Estereótipos de género e sprites

Talvez seja tempo de assumirmos que, efectivamente, os estereótipos de género continuam ao nível dos sprites: ainda são invisíveis ao “olhar” de grande parte das pessoas.

Foto
daniel rocha

Há pouco tempo vi um programa televisivo que falava do fenómeno dos sprites, que são flashes luminosos, alongados, vermelhos e maciços que aparecem directamente acima das trovoadas. As suas estruturas podem estender-se do topo das nuvens para altitudes de quase 95 km.

Neste momento estarão a pensar: qual a relação entre os sprites e os estereótipos de género? Vários estudos têm mostrado que os estereótipos de género influenciam fortemente e, por vezes, de forma decisiva, o comportamento dos indivíduos, na medida em são representações generalizadas acerca do que os homens e as mulheres devem ser (traços de género) e fazer (papéis de género). Por outro lado, e se analisarmos etimologicamente o termo estereótipo, verifica-se que vem das palavras gregas stereo (rígido) e tipo (traço), significando “tornar fixo, inalterável”. Isto é, os estereótipos de género são construídos socialmente, amplamente difundidos e apresentados como relativamente inalteráveis. 

Vários estudos levados a cabo em Portugal e na Europa têm apontado para o forte carácter normativo dos estereótipos de género.
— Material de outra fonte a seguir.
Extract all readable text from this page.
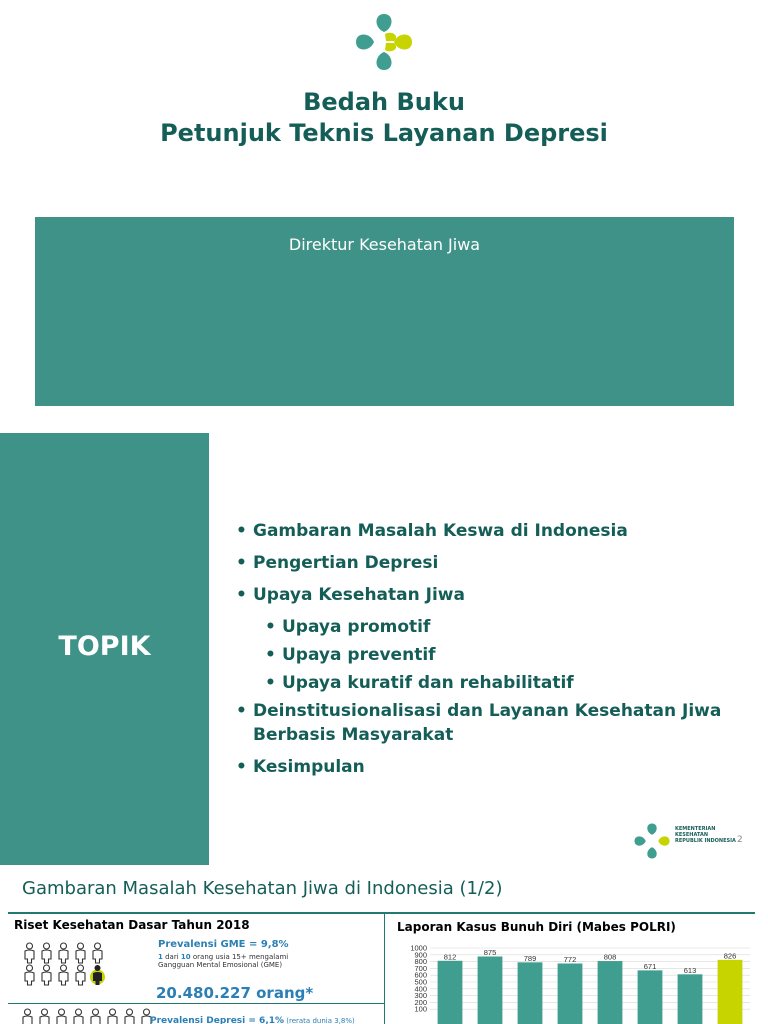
Bedah Buku
Petunjuk Teknis Layanan Depresi
Direktur Kesehatan Jiwa
TOPIK
• Gambaran Masalah Keswa di Indonesia
• Pengertian Depresi
• Upaya Kesehatan Jiwa
• Upaya promotif
• Upaya preventif
• Upaya kuratif dan rehabilitatif
• Deinstitusionalisasi dan Layanan Kesehatan Jiwa Berbasis Masyarakat
• Kesimpulan
KEMENTERIAN KESEHATAN REPUBLIK INDONESIA 2
Gambaran Masalah Kesehatan Jiwa di Indonesia (1/2)
Riset Kesehatan Dasar Tahun 2018
Prevalensi GME = 9,8%
1 dari 10 orang usia 15+ mengalami Gangguan Mental Emosional (GME)
20.480.227 orang*
Prevalensi Depresi = 6,1% (rerata dunia 3,8%)
Laporan Kasus Bunuh Diri (Mabes POLRI)
100
200
300
400
500
600
700
800
900
1000
812	875
789	772	808
671	613
826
Por exemplo, numa investigação (Alison Phipps, 2007) levada a cabo na Grã-Bretanha sobre o discurso relativo à capacidade das mulheres desempenharem profissões tecnológicas chegou-se ao seguinte esquema:

Foto
Re-inscribing gender binaries: deconstructing the dominant discourse around women's equality in science, engineering, and technology (Alison Phipps, 2007)

Através deste exemplo, verifica-se que os traços e papéis atribuídos a homens e mulheres apresentam duas características:

  • Por um lado, constituem um esquema binário, praticamente antonímico que se traduz na ilusão de simetria e/ou complementaridade entre mulheres e homens;
  • Por outro lado, indicam que o referente universal ligado aos valores dominantes, são masculinos, ou seja, as características atribuídas aos homens têm um peso social mais positivo do que as atribuídas às mulheres (ex.: ser “racional” versus “emotiva”; “confiante” versus “insegura”, etc.).

No entanto, ainda hoje, em pleno século XXI se lêem artigos onde autoras e autores negam o carácter normativo dos estereótipos de género e ridicularizam o seu impacto na vida de mulheres e de homens. Ou seja, no que concerne especificamente à igualdade de género, o próprio processo de estereotipia nem sempre é reconhecido. É aquilo a que eu chamo de “fenómeno sprite”. É que os sprites apesar de serem fenómenos luminosos vermelhos, com mais de 95 km, raramente são visíveis a olho nu. Apesar de enormes, são praticamente invisíveis.

Fazendo uso das palavras de Lígia Amâncio:

Talvez seja tempo de assumirmos que, efectivamente, os estereótipos de género continuam ao nível dos sprites: ainda são invisíveis ao “olhar” de grande parte das pessoas. Impõe-se, mais do que nunca, tornar visível o que ainda é invisível e isso implica “desocultar” os estereótipos de género e o impacto que os mesmos têm na vida de mulheres e de homens.